Menu Development | By Marc Halperin
In a fast-food world of often-complex sandwich builds, labor-intensive fresh salads, and other high-maintenance menu items, wouldn’t it be great to find a transaction-generator that’s relatively cheap to prepare, simple to store, already familiar to consumers, and capable of being rendered in near-limitless combinations of flavors and styles?
Welcome to the wide, but still largely unexplored, world of quick-serve soups and stews. For years, Wendy’s signature chili was about the only high-profile entry in this category, which seems a bit strange, given the widespread popularity of broths, bisques, chowders, consommés, and other hot liquid or semi-liquid delicacies.
Soup is a universally beloved comfort food and virtually every culture serves some variation on the basic theme. From Vietnamese pho to Japanese udon noodle broths, Thai curry and lemongrass concoctions, Mexican tortilla soups, and spicy Korean tofu stews now common in Los Angeles, the options are dizzying in their range and flavor profiles.
And Americans, it should be noted, down more than their fair share of the stuff. Market research firm Technomic reported in March 2007 that the number of soups on the nation’s top 250 restaurant menus increased more than 6 percent in recent years, while most other menu categories grew a relatively paltry 3 to 4 percent.
Soup is also one of those rare foods that gets a fair amount of credit for qualities it may or may not actually have. We tend to think of soup and salad as the quintessential healthy dieter’s meal. Likewise, soup ladled piping hot out of a great, big pot has the halo of freshness even if it was frozen solid just hours before. And adding fresh ingredients at the last minute, from crispy tortilla chips to grated cheese to cracker bits, only heightens this perception.

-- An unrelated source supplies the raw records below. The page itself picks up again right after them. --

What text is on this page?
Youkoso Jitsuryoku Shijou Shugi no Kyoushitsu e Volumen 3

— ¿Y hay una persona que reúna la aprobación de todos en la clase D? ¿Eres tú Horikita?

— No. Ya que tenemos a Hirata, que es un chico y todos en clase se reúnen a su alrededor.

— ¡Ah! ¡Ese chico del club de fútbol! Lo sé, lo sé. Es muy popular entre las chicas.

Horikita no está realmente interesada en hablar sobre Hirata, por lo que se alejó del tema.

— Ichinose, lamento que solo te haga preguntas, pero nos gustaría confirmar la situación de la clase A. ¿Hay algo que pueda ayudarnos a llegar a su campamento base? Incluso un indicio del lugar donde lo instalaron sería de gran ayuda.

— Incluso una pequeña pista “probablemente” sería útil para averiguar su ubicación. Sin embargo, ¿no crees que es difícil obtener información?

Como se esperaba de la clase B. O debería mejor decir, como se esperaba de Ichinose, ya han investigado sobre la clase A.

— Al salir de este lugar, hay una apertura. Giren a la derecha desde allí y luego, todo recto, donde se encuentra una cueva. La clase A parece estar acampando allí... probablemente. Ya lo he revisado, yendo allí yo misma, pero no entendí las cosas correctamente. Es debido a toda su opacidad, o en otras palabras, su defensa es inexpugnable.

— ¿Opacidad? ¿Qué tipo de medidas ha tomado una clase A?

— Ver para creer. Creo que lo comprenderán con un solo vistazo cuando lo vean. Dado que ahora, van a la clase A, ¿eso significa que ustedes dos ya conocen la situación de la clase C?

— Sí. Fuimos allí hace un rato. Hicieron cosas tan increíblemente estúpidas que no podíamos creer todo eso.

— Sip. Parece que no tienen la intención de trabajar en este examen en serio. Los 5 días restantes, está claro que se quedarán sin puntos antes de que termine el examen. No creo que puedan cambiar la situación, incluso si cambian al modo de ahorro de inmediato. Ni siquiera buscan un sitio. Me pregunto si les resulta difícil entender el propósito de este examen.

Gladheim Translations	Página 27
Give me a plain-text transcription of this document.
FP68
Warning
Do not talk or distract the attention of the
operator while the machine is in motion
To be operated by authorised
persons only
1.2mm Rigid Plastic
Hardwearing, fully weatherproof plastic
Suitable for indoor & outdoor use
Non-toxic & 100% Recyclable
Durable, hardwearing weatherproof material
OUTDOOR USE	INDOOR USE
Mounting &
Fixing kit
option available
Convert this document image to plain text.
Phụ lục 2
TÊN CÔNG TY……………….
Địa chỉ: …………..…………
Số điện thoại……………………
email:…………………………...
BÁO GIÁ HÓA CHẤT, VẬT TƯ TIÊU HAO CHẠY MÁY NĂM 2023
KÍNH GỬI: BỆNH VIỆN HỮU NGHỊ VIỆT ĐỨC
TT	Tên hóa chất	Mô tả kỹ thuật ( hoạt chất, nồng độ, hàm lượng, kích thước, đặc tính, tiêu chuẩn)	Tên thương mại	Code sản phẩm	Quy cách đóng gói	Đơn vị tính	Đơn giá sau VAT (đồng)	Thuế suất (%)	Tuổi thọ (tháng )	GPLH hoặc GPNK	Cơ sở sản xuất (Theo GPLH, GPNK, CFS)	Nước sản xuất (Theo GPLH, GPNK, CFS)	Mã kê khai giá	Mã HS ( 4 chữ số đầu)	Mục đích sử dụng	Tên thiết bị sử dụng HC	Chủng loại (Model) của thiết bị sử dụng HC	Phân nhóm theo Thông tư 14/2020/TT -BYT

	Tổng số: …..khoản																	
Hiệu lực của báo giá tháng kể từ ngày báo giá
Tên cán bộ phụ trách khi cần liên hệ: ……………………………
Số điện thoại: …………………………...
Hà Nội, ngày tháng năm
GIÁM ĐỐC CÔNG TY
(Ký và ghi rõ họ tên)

From a quick-serve standpoint, soup’s only real liability is the difficulty associated with consuming it on the run. Science has yet to give us a soup you can hold comfortably in your hand; the scalding-hot broth tends to trickle straight through your fingers, leaving only a residue of noodles, meat chunks and vegetables, and this makes for a messy—to say nothing of painful—lunch hour. This is why many of the more interesting things happening on the soup front are taking place either at fast-casual chains such as Panera and Qdoba, where dining in is the norm or in urban settings where workers tend to walk to lunch and have the freedom to eat something in a bowl at their desks.